I have South African roots in the Eastern Cape, emaXhoseni, the place of isiXhosa-speaking people (some of whom use red ochre on their faces), and I have ventured into Swaziland, Mozambique, and Zimbabwe. But it was only when working overseas as a physiotherapist in London, UK, and then sojourning at Friends International Centre in London that I realized I was African, and not European as I had been labeled in South Africa. (This realization was a result of my becoming aware of who I really am and not at all because in London hospitals I was employed as a South African alien and had to report as such to the police station each month. Now I wonder even more how it felt for so many to be labeled non-European South Africans. Ongoing reflection is amazingly enlightening.)

While attending FWCC Africa Section Triennial in Kaimosi, Kenya, in 1993, I was exposed to Western Kenya’s warm, musical, and vibrant Christian way of worship and I joined in, with heart and soul. I found that knowledge of isiXhosa enabled me to understand a fair amount of Kiswahili and even local languages, as they have Nguni links. Our Quaker meetings in Central and Southern Africa are mostly unprogrammed meetings, and many of us miss the music and song of other ways of worshiping. Friends ways in Kenya are not very different from friends who belong to other churches and from ways of worshiping at home in South Africa, except that those here at home in Cape Town travel for 12-plus hours east instead of west when we return to ancestral homes or to be with extended families. What warmed my heart in 1993 was how many East African Friends said they were praying with us for South Africa’s first democratic election in 1994. Friends in Kaimosi had prayed continuously night and day before and during the Triennial, and we could feel the spirit of Christ’s love among us.

Our Central and Southern Africa Yearly Meeting Friend Dudu Mtshazo, then clerk of FWCC Africa Section, gently and firmly guided Friends who had gathered together at Kaimosi, through truth in the Light into many sensitive and familiar church-related issues. Charles Lamb’s call to "Let the Light Shine—everywhere you go and in everything you do" was warmly received and many lives have been brighter since then.

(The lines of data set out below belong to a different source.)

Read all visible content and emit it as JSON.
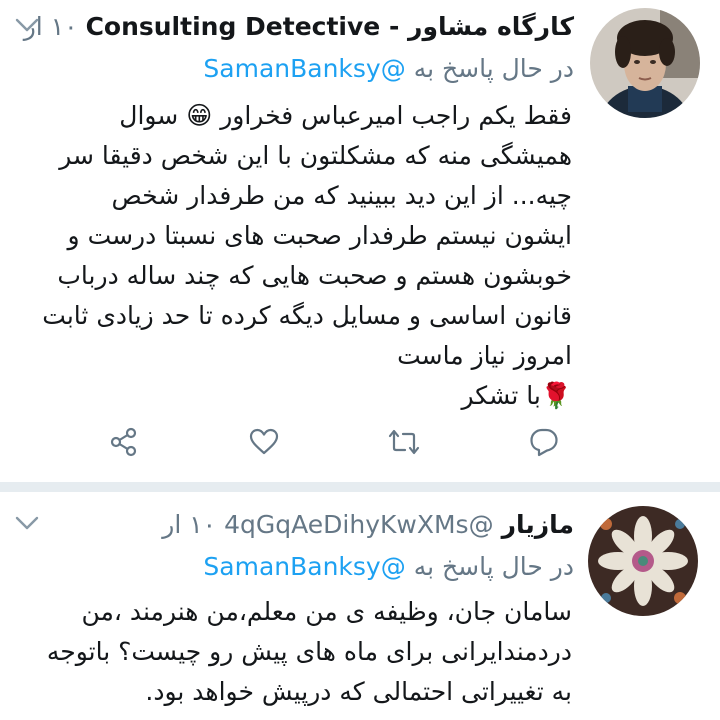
{
  "tweets": [
    {
      "display_name": "کارگاه مشاور - Consulting Detective",
      "handle": "",
      "time": "۱۰ ار",
      "replying_prefix": "در حال پاسخ به",
      "replying_to": "@SamanBanksy",
      "avatar": "avatar-man-dark-curly-hair",
      "lines": [
        "فقط یکم راجب امیرعباس فخراور 😁 سوال",
        "همیشگی منه که مشکلتون با این شخص دقیقا سر",
        "چیه... از این دید ببینید که من طرفدار شخص",
        "ایشون نیستم طرفدار صحبت های نسبتا درست و",
        "خوبشون هستم و صحبت هایی که چند ساله درباب",
        "قانون اساسی و مسایل دیگه کرده تا حد زیادی ثابت",
        "امروز نیاز ماست",
        "🌹با تشکر"
      ],
      "actions": [
        "share-icon",
        "like-icon",
        "retweet-icon",
        "reply-icon"
      ]
    },
    {
      "display_name": "مازیار",
      "handle": "@4qGqAeDihyKwXMs",
      "time": "۱۰ ار",
      "replying_prefix": "در حال پاسخ به",
      "replying_to": "@SamanBanksy",
      "avatar": "avatar-embroidered-flower",
      "lines": [
        "سامان جان، وظیفه ی من معلم،من هنرمند ،من",
        "دردمندایرانی برای ماه های پیش رو چیست؟ باتوجه",
        "به تغییراتی احتمالی که درپیش خواهد بود."
      ]
    }
  ],
  "colors": {
    "text": "#14171a",
    "secondary": "#657786",
    "accent": "#1da1f2",
    "divider": "#e6ecf0"
  }
}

I give thanks for the vision of the founders of FWCC and those who carry the Light still, to strengthen links of Quakerism between Friends in all the world and to celebrate wonderful and challenging diversities among us. I give thanks also for Evelyn Cadbury’s vision when she left monies in trust for Friends in Central and Southern Africa Yearly Meeting to travel to meetings of Friends both near and far.

Bridget Nomonde Scoble

Bridget Nomonde Scoble is a member of Cape Western Monthly Meeting in South Africa.